TELUS makes significant contributions and investments in the communities where team members live, work and serve and to the Canadian economy on behalf of customers, shareholders and team members. These include:
Paying, collecting and remitting a total of approximately $1,503 million in taxes in the first nine months of 2017 to federal, provincial and municipal governments in Canada consisting of corporate income taxes, sales taxes, property taxes, employer portion of payroll taxes and various regulatory fees. Since 2000, we have remitted approximately $22 billion in these taxes.
Disbursing spectrum renewal fees of $50 million to Innovation, Science and Economic Development Canada in the first nine months of 2017. Since 2000, our total tax and spectrum remittances to federal, provincial and municipal governments in Canada have totaled approximately $27 billion.
Investing $2.4 billion in capital expenditures primarily in communities across Canada in the first nine months of 2017 and $34 billion since 2000.

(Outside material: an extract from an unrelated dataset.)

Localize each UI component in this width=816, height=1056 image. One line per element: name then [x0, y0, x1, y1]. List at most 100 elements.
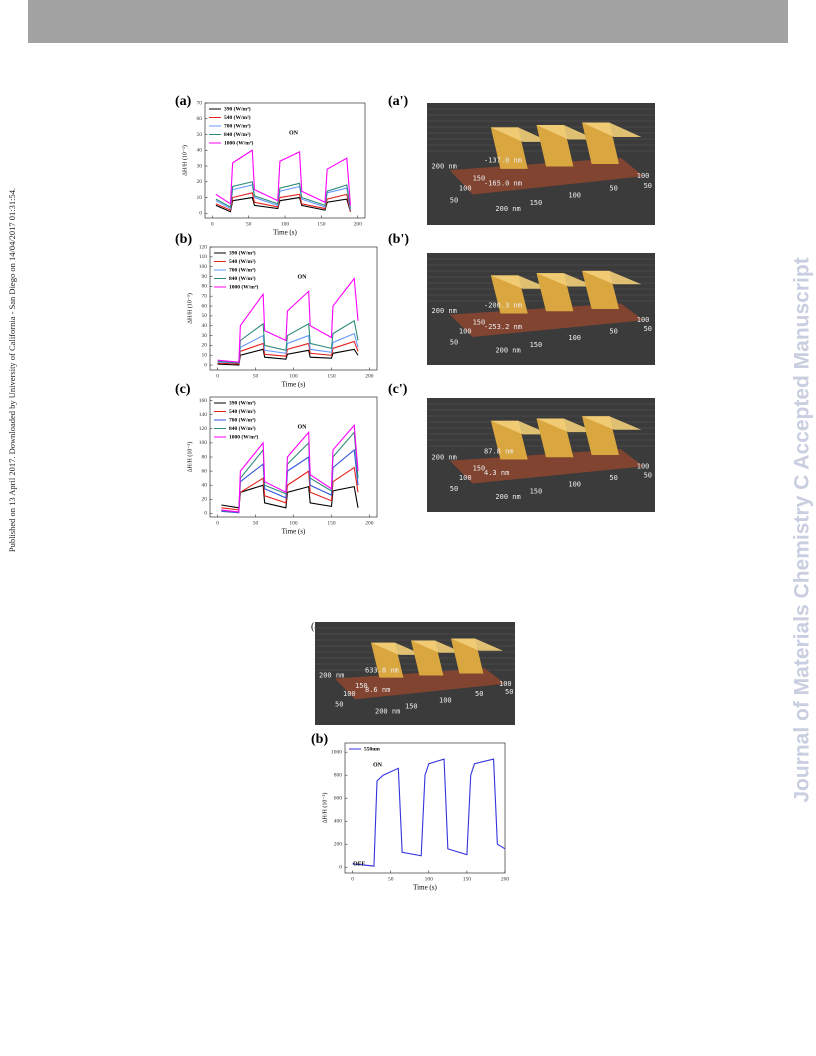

Spending $5.8 billion in total operating expenses in the first nine months of 2017, including goods and service purchased of $4.1 billion. Since 2000, we have spent $105 billion and $69 billion respectively in these areas.
Generating a total team member payroll of $2.0 billion in the first nine months of 2017, including payroll taxes of $117 million. Since 2000, total team member payroll totals $41 billion.
Returning over $1.1 billion in dividends in 2017 to individual shareholders, mutual fund owners, pensioners and institutional investors. Since 2004, we have returned $14.8 billion to shareholders through our dividend and share purchase programs, including $9.6 billion in dividends and $5.2 billion in share purchases, representing $25 per share.